A product of the children’s game, it has splashing lava, harrowing obstacles, and prize money for the winners. For fans, it’s like seeing an over-the-top version of a childhood pastime—with stakes. If you’ve been watching, you probably have questions about the Floor Is Lava game setup.

'Floor Is Lava'
‘Floor Is Lava’ | Adam Rose/Netflix

How is the lava made on ‘Floor Is Lava’?

The show is a little reminiscent of Wipeout, and fans can’t stop watching the goofiness while shouting at the TV, “You’re not gonna make that!”

You can see the adrenaline kick in with the contestants as they try to maneuver themselves around the course to avoid losing their balance or grip and plunging into the lava.

As a fan, you may wonder what it feels like to sink into that stuff, even if it is fake. What’s in it? Is it hot? Where does the steam come from? The creators of Floor Is Lava, Megan McGrath and Irad Eyal, sat for an interview with The Hollywood Reporter to spill some secrets.

But the lava formula will remain under lock and key.

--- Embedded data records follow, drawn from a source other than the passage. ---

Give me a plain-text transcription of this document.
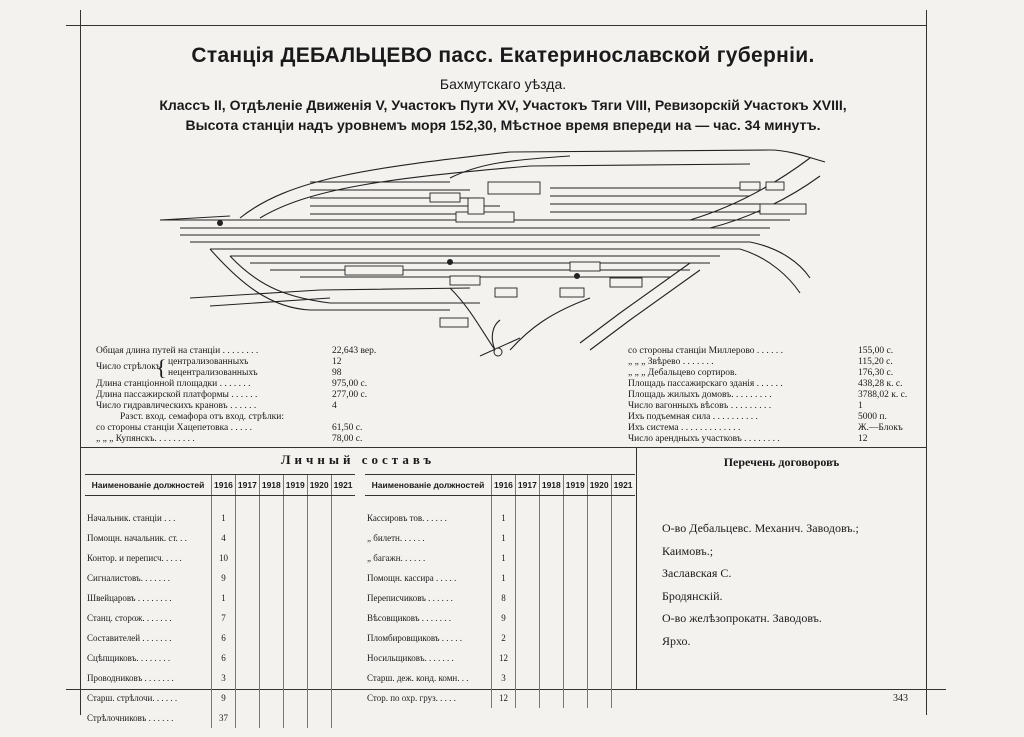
Станція ДЕБАЛЬЦЕВО пасс. Екатеринославской губерніи.
Бахмутскаго уѣзда.
Классъ II, Отдѣленіе Движенія V, Участокъ Пути XV, Участокъ Тяги VIII, Ревизорскій Участокъ XVIII,
Высота станціи надъ уровнемъ моря 152,30, Мѣстное время впереди на — час. 34 минутъ.
Общая длина путей на станціи . . . . . . . .	22,643 вер.
Число стрѣлокъ
{ централизованныхъ	12
нецентрализованныхъ	98
Длина станціонной площадки . . . . . . .	975,00 с.
Длина пассажирской платформы . . . . . .	277,00 с.
Число гидравлическихъ крановъ . . . . . .	4
Разст. вход. семафора отъ вход. стрѣлки:
со стороны станціи Хацепетовка . . . . .	61,50 с.
„ „ „ Купянскъ. . . . . . . . .	78,00 с.
со стороны станціи Миллерово . . . . . .	155,00 с.
„ „ „ Звѣрево . . . . . . .	115,20 с.
„ „ „ Дебальцево сортиров.	176,30 с.
Площадь пассажирскаго зданія . . . . . .	438,28 к. с.
Площадь жилыхъ домовъ. . . . . . . . .	3788,02 к. с.
Число вагонныхъ вѣсовъ . . . . . . . . .	1
Ихъ подъемная сила . . . . . . . . . .	5000 п.
Ихъ система . . . . . . . . . . . . .	Ж.—Блокъ
Число арендныхъ участковъ . . . . . . . .	12
Личный составъ	Перечень договоровъ
Наименованіе должностей	1916	1917	1918	1919	1920	1921

Начальник. станціи . . .	1					
Помощн. начальник. ст. . .	4					
Контор. и переписч. . . . .	10					
Сигналистовъ. . . . . . .	9					
Швейцаровъ . . . . . . . .	1					
Станц. сторож. . . . . . .	7					
Составителей . . . . . . .	6					
Сцѣпщиковъ. . . . . . . .	6					
Проводниковъ . . . . . . .	3					
Старш. стрѣлочи. . . . . .	9					
Стрѣлочниковъ . . . . . .	37					
Наименованіе должностей	1916	1917	1918	1919	1920	1921

Кассировъ тов. . . . . .	1					
„ билетн. . . . . .	1					
„ багажн. . . . . .	1					
Помощн. кассира . . . . .	1					
Переписчиковъ . . . . . .	8					
Вѣсовщиковъ . . . . . . .	9					
Пломбировщиковъ . . . . .	2					
Носильщиковъ. . . . . . .	12					
Старш. деж. конд. комн. . .	3					
Стор. по охр. груз. . . . .	12					
О-во Дебальцевс. Механич. Заводовъ.;
Каимовъ.;
Заславская С.
Бродянскій.
О-во желѣзопрокатн. Заводовъ.
Ярхо.
343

McGrath shared that it took months of research and testing before coming up with something that was believable and safe.

Eyal told THR:

The reason we’re being so secretive about it is because it really did take a long time to nail this down. You want the lava to glow. “Oh, that’s easy,” the chemists said, “we could just add in some glowing chemicals.” Well, it turns out those things are carcinogenic. So you can’t have that in there. So it took a long time to figure out exactly how do you make this thing bubble, flow, be slippery, be viscous in the right way, and also be safe that people can be submerged in it for minutes at a time, hours at a time, whatever it is, and come out safely.

‘Floor is Lava’ was not filmed in a studio

An awesomely fun fact about the game is that it takes place inside an out-of-commission Ikea building. The creators couldn’t find a studio willing to let them fill the place with faux lava, and it was a happy circumstance they found a suitable location.

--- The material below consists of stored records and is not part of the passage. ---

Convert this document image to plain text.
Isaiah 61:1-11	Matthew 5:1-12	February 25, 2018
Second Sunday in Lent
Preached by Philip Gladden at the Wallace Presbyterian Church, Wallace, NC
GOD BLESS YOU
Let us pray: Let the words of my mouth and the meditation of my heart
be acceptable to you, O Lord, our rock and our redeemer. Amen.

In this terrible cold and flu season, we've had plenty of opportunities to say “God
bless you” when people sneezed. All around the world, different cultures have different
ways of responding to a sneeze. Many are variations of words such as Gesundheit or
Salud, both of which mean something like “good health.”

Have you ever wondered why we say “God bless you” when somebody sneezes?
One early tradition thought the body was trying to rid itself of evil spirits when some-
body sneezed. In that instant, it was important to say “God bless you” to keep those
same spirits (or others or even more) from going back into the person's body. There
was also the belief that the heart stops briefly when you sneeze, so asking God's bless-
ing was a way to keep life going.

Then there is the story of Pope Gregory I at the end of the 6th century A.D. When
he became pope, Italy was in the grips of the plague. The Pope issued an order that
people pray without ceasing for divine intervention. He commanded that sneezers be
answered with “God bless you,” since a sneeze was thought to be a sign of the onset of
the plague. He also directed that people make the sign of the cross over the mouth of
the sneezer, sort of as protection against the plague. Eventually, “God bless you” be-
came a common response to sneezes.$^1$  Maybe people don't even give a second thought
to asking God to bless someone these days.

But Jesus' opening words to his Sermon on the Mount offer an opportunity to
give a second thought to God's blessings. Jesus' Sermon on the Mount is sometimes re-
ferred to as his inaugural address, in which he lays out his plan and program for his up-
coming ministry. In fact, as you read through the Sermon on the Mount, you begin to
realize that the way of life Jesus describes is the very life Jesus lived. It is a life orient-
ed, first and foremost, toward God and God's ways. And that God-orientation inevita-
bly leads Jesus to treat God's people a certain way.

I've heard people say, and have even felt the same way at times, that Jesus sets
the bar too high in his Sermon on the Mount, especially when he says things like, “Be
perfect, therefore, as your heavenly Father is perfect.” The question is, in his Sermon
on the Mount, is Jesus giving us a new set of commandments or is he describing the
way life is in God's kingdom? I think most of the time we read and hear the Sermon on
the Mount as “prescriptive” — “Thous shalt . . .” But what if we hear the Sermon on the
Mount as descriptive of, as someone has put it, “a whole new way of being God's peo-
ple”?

McGrath said, “We had all of our different teams in there. There was a welding shop and the casting department and challenge producers had a giant office that they were working in. It ended up working out really well. The main stage is in, I guess the self-serve area of Ikea?”

Eyal added they cleared the floor out and constructed everything they needed.

Why the course is so difficult

Of course, there was a team dedicated to planning out each room and course. They were meticulous about measuring and the placement of each prop, and conducted tests in the Ikea parking lot (in a pool) and in the building. Eyal tried out the Antiquities room himself and tanked.

He said it is way harder than it seems because once you’re in the room, spatial awareness and perspective become an issue. Those jumps are not easy.

Eyal said:

What you don’t realize when you’re there, when you’re in the room, there’s only a few spots in the room where you really have a perspective to see the whole course. And so you’re trying to sort of figure it out. Even when I knew the course, you’re trying to figure out what your best move is from a spot where you you don’t have all the information until you get up to a vantage point.

If you haven’t checked out Floor Is Lava, it’s worth your time for nostalgia and the laughs. Stream all 10 episodes on Netflix.